Description
This tomato vegetable blender soup is comforting, creamy, and super easy. It’s packed with vegetables (carrots, potatoes, and tomatoes) and pairs perfectly with crunchy croutons or freshly buttered bread.
Ingredients
- 2 tbsp olive oil
- 1 cup yellow onion, diced
- 2 cloves (2 tsp) garlic, minced
- 1 cup carrots, diced
- 1 cup potatoes, diced
- 1 tsp salt
- 1/2 tsp ground black pepper
- 4 cups (32 oz) fresh tomatoes, chopped (or canned diced tomatoes)
- 2 tbsp tomato paste
- 1 1/2 cups fresh basil leaves OR 1-2 tbsp dried basil (or dill)
- 1 tsp oregano
- 1/2 cup vegetable stock*
Instructions
- Heat the oil in a medium to large pot. Add onions and sauté for a couple minutes. Then add the garlic, carrots, potatoes, salt, and pepper and continue to cook until the vegetables are soft. Take off the heat. Don’t wash the pot, because you’ll put the soup back in there to heat up at the end!
- Chop up the tomatoes, if using fresh (keep the peel on).
- Add the cooked vegetables and chopped tomatoes to a blender and blend until smooth. Blend in the the tomato paste and fresh or dried herbs.
- Pour the blended soup back into the pot you used to cook the vegetables. Add in the vegetable stock and heat the soup to a low boil, then turn down to simmer for 5-10 minutes, or as long as you can stand to wait before you eat it! Like any good soup, the longer the flavours meld together the better it tastes.
- Serve warm and top with croutons, parmesan cheese, more herbs, and/or a side of bread.

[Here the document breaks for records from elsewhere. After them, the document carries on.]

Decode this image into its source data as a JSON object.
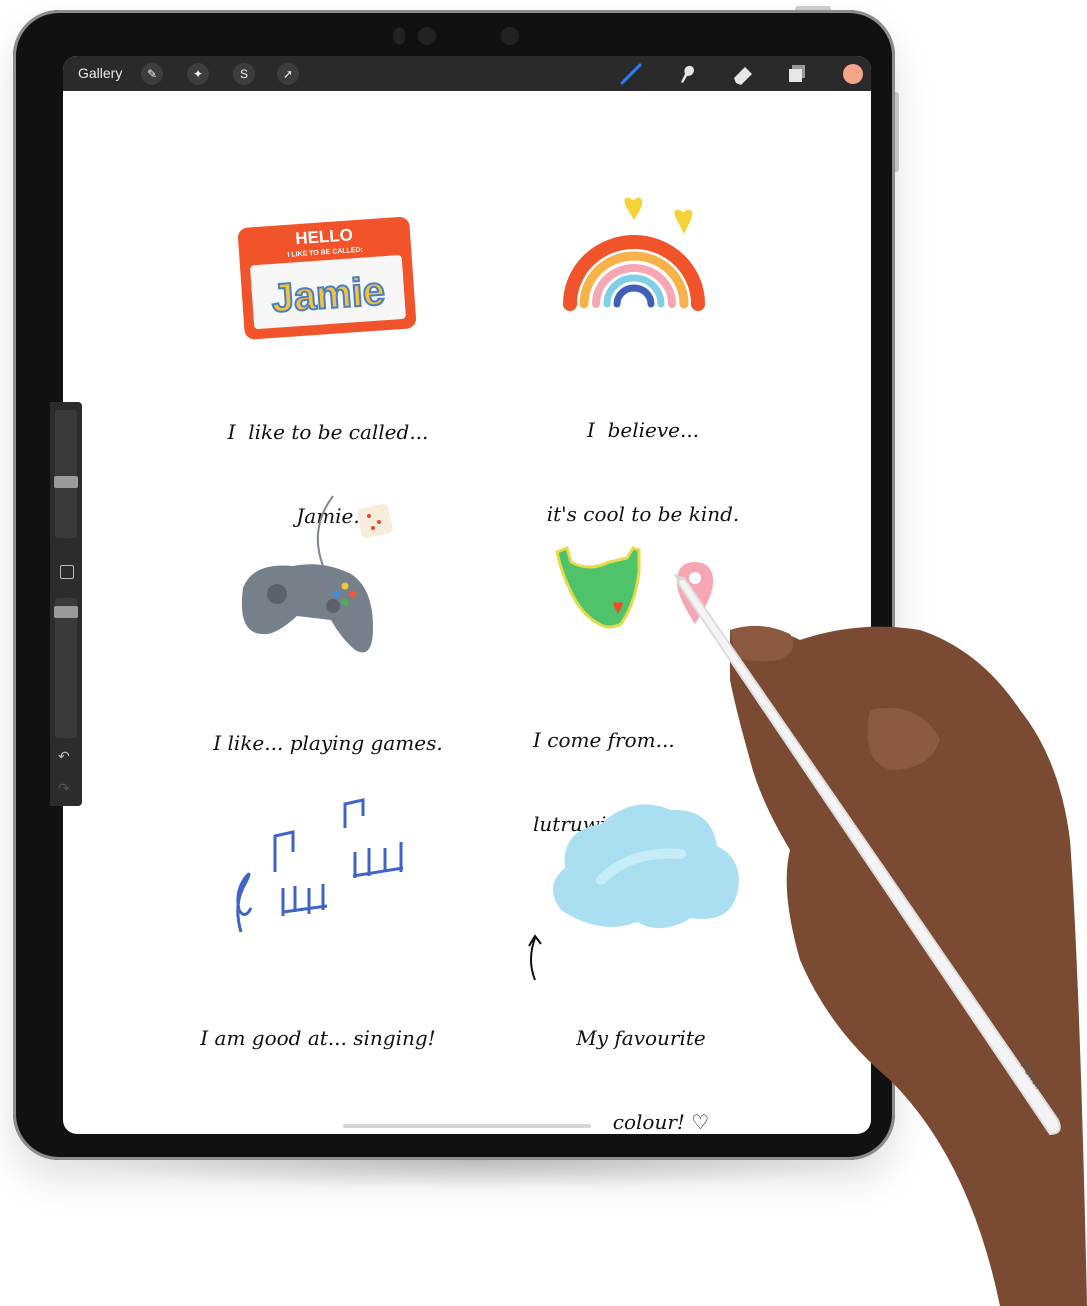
{
  "toolbar": {
    "gallery_label": "Gallery",
    "left_icons": [
      "wrench-icon",
      "magic-wand-icon",
      "selection-icon",
      "arrow-transform-icon"
    ],
    "right_icons": [
      "brush-icon",
      "smudge-icon",
      "eraser-icon",
      "layers-icon"
    ],
    "current_color": "#f7a58a"
  },
  "canvas": {
    "cards": [
      {
        "sticker": "name-tag-sticker",
        "tag_title": "HELLO",
        "tag_sub": "I LIKE TO BE CALLED:",
        "tag_name": "Jamie",
        "caption_line1": "I  like to be called...",
        "caption_line2": "Jamie."
      },
      {
        "sticker": "rainbow-sticker",
        "caption_line1": "I  believe...",
        "caption_line2": "it's cool to be kind."
      },
      {
        "sticker": "game-controller-sticker",
        "caption_line1": "I like... playing games."
      },
      {
        "sticker": "map-pin-sticker",
        "caption_line1": "I come from...",
        "caption_line2": "lutruwita / Tasm"
      },
      {
        "sticker": "music-notes-sticker",
        "caption_line1": "I am good at... singing!"
      },
      {
        "sticker": "paint-blob-sticker",
        "caption_line1": "My favourite",
        "caption_line2": "colour! ♡"
      }
    ]
  },
  "pencil": {
    "label": "Pencil"
  }
}
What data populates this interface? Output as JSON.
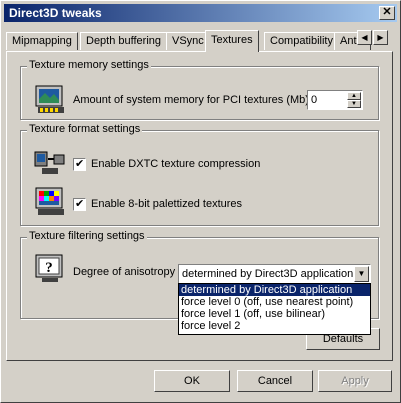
{
  "window": {
    "title": "Direct3D tweaks"
  },
  "tabs": [
    "Mipmapping",
    "Depth buffering",
    "VSync",
    "Textures",
    "Compatibility",
    "Antia"
  ],
  "groups": {
    "memory": {
      "title": "Texture memory settings",
      "label": "Amount of system memory for PCI textures (Mb)",
      "value": "0"
    },
    "format": {
      "title": "Texture format settings",
      "dxtc": "Enable DXTC texture compression",
      "palettized": "Enable 8-bit palettized textures"
    },
    "filtering": {
      "title": "Texture filtering settings",
      "label": "Degree of anisotropy",
      "selected": "determined by Direct3D application",
      "options": [
        "determined by Direct3D application",
        "force level 0 (off, use nearest point)",
        "force level 1 (off, use bilinear)",
        "force level 2"
      ]
    }
  },
  "buttons": {
    "defaults": "Defaults",
    "ok": "OK",
    "cancel": "Cancel",
    "apply": "Apply"
  }
}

Storage: Cool to room temperature (no more than one hour – place in a shallow pan/dish to cool it faster) before transferring to an airtight container and storing in the fridge for 3-5 days (less time if you choose to add cream).
Notes
*If you want this soup to be extra creamy, go ahead and replace the vegetable stock with cream or coconut milk.